In May, Senate Armed Services Committee chairman Sen. Carl Levin, D-Mich., asked the Defense Department for a list. They agreed to provide one — but only if Levin kept it secret. Letting us know who we're at war with could cause "serious damage to national security," a Pentagon spokesman explained.
It might be useful for the public to learn how far War on Terrorism mission creep extends so their representatives can debate whether we need perpetual drone war against increasingly marginal groups.
Tough, says DoD: "Because elements that might be considered 'associated forces' can build credibility by being listed as such by the United States, we have classified the list."
Two weeks ago, the House and Senate intelligence committees quietly approved shifting CIA funds to the administration's covert military aid program for Syrian rebels.
Seventy percent of Americans want to stay out of the Syrian bloodbath, according to Pew's latest poll, but Vice President Joe Biden and Secretary of State John Kerry shored up wobbly legislators by stressing "the need for U.S. 'skin in the game.'"

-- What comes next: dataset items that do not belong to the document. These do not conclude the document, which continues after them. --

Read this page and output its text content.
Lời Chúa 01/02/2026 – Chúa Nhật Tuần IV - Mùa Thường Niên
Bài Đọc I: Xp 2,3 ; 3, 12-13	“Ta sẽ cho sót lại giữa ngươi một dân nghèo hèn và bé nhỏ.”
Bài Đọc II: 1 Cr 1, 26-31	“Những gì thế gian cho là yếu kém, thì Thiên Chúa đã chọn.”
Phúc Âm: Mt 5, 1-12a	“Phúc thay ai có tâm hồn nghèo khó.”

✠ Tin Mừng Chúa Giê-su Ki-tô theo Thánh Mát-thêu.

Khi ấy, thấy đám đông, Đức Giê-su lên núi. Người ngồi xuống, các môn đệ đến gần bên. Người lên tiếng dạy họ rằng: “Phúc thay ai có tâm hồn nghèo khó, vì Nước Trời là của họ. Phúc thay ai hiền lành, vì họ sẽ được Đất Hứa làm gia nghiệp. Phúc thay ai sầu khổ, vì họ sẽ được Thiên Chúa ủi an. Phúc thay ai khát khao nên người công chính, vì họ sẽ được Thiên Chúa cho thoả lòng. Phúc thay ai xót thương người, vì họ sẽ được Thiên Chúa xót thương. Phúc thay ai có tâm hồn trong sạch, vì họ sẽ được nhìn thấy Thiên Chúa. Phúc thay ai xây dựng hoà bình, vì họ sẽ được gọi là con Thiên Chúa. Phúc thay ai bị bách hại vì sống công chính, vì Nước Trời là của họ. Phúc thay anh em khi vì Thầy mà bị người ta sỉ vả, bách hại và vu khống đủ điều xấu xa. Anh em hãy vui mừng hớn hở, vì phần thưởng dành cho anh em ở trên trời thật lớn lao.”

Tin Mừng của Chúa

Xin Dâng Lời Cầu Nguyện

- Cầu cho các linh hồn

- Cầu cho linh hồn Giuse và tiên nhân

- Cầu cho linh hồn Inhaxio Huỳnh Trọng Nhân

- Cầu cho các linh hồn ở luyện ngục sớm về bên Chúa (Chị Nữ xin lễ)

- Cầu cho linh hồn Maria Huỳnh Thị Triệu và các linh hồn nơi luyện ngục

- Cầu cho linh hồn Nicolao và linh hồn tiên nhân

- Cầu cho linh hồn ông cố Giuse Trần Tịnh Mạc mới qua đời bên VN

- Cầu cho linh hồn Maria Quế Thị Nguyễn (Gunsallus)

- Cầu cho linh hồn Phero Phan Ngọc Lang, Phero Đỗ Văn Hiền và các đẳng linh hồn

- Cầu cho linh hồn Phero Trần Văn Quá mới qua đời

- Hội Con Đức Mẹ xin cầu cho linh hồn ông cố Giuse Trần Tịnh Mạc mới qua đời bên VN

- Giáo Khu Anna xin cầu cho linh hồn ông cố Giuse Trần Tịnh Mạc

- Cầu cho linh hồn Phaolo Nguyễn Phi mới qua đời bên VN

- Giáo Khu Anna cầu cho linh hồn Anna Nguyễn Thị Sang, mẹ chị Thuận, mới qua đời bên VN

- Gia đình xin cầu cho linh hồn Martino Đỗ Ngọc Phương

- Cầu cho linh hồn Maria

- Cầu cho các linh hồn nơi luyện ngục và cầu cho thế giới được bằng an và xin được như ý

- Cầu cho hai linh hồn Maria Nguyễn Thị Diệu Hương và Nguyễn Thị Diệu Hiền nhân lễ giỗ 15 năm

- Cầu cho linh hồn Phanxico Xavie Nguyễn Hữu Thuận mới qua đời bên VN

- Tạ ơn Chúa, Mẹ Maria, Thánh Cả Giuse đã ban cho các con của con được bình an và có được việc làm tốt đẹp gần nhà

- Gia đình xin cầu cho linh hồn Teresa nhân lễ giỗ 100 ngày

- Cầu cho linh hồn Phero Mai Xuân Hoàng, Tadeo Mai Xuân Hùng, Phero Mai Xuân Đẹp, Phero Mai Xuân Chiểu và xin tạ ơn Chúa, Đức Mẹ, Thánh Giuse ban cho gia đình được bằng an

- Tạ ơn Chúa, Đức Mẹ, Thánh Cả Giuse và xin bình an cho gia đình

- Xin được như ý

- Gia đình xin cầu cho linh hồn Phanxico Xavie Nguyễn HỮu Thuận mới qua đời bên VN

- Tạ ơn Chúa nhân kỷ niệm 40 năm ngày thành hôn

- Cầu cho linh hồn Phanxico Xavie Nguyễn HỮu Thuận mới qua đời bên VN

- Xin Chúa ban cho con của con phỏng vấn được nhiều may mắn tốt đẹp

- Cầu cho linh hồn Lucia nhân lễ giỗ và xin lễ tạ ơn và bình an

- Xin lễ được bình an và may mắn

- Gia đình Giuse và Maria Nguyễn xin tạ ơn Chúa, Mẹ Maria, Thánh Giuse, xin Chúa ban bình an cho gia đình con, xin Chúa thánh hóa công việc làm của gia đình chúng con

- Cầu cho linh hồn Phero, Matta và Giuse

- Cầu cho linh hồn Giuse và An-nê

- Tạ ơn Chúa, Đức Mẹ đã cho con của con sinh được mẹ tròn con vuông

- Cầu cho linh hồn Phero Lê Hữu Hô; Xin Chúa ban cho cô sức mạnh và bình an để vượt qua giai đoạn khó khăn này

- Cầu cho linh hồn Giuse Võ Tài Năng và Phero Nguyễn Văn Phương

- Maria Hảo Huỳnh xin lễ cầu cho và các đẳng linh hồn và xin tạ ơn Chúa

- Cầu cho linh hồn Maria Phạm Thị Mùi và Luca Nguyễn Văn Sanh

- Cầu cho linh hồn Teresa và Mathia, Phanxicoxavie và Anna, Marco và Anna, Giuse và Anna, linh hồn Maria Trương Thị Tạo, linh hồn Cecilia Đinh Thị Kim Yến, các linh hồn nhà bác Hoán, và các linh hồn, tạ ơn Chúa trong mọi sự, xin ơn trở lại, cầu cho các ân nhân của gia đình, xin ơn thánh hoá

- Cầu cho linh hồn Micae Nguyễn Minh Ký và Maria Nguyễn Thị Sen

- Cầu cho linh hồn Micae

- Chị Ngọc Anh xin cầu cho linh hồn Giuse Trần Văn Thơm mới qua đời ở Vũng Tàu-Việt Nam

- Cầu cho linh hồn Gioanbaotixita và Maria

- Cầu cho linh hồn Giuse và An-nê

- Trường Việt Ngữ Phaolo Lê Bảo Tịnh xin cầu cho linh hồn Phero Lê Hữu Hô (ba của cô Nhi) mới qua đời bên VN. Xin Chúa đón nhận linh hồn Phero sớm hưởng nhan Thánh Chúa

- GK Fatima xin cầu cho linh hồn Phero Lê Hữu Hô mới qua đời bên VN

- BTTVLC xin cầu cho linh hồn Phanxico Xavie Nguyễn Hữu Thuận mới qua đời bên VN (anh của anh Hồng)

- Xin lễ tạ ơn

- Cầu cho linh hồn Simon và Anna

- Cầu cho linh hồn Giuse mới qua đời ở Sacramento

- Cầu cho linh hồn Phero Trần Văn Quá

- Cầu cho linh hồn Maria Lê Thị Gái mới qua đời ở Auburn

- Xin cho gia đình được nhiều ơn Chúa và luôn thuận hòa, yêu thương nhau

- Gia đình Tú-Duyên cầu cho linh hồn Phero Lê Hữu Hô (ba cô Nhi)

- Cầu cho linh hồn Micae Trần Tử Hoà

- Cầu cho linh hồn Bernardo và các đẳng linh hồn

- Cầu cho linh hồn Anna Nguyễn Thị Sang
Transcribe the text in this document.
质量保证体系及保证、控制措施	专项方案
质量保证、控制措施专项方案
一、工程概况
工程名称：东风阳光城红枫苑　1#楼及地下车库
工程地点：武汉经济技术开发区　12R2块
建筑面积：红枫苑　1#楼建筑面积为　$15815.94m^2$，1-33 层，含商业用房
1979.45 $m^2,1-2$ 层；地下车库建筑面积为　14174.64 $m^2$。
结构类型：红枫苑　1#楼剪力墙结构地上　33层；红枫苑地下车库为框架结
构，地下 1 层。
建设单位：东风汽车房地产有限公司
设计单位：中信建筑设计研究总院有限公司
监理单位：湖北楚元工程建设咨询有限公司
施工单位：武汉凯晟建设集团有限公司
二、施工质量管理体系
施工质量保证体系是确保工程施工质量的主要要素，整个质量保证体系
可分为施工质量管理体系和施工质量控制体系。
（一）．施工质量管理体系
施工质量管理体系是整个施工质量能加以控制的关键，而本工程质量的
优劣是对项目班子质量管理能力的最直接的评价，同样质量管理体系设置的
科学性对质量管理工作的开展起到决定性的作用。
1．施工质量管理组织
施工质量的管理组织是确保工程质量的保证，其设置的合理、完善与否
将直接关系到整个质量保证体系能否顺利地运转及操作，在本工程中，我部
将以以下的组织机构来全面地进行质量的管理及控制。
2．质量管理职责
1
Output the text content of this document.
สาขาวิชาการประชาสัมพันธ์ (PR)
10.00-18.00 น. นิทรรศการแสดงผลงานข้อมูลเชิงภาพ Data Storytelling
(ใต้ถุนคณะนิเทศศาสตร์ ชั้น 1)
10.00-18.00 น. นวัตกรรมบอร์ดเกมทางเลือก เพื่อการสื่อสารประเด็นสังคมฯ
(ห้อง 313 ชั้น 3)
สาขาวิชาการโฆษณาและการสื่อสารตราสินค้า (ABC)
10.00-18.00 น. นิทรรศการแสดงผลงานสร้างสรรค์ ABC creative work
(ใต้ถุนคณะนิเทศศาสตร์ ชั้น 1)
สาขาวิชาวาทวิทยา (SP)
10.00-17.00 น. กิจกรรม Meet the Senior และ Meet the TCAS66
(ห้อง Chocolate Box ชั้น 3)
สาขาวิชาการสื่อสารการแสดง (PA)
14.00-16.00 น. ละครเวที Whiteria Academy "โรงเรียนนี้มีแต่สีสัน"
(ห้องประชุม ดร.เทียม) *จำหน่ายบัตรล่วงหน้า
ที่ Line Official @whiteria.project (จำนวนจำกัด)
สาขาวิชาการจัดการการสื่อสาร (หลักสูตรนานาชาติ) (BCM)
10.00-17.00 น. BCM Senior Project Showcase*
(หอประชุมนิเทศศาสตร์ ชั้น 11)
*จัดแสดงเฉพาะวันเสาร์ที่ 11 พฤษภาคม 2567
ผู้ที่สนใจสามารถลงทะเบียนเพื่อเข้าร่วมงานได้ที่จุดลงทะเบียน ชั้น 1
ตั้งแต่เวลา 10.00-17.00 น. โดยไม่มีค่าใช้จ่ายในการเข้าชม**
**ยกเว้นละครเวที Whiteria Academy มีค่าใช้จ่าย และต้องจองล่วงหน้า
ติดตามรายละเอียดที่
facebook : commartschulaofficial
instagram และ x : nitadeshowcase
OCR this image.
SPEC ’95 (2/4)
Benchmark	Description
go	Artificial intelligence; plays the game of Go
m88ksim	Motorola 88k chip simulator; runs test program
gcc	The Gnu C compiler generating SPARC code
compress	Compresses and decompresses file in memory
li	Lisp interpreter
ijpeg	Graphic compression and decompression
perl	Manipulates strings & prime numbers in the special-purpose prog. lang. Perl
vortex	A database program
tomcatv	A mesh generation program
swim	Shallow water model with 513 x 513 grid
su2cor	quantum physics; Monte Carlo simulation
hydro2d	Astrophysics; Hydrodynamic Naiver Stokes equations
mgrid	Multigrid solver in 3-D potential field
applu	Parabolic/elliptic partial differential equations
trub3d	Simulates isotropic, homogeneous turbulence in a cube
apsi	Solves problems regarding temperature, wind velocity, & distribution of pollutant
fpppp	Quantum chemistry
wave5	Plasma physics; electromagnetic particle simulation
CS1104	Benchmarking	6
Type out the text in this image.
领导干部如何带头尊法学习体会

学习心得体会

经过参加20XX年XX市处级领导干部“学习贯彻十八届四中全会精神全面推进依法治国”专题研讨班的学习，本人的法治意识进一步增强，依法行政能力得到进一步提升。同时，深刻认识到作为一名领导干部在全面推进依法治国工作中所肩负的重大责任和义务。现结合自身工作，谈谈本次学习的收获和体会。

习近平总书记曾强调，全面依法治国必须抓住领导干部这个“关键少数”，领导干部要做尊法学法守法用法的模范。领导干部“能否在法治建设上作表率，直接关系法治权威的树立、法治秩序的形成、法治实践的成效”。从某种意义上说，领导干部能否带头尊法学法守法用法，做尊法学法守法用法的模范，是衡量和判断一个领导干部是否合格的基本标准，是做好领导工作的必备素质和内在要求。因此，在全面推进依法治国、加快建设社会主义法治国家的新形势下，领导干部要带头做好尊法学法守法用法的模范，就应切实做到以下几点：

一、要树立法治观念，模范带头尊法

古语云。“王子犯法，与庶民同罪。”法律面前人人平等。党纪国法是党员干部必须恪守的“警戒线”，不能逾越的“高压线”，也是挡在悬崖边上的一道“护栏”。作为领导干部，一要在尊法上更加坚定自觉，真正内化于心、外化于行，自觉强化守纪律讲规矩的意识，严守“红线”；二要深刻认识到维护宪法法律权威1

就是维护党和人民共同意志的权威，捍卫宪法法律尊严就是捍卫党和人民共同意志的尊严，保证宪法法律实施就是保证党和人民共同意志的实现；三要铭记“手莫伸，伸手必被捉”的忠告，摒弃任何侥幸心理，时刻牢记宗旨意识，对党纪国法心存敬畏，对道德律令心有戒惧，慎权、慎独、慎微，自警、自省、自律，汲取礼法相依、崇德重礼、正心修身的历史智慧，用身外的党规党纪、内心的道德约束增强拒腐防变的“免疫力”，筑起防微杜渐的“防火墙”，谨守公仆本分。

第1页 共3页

Conveniently, they didn't have to convince too many: "Obama opted to approve the program as a CIA covert action," the Washington Post explained, in order to avoid "the need for wider congressional approval."
Secrecy can be pretty convenient for legislators, too. When asked how she voted on Syria, committee chairman Sen. Dianne Feinstein, D-Calif., replied, "it's classified."
The day after his first inauguration, Obama proclaimed "a new era of openness in our country." Yet, in office, he's driven state secrecy to new levels of absurdity.
You may think that Americans have a right to know who we're at war with, when the government thinks it can kill them, and whether the executive branch considers the personal data of all Americans "relevant" to terrorism investigations — but this administration begs to differ. As far as it's concerned, you can't handle the truth.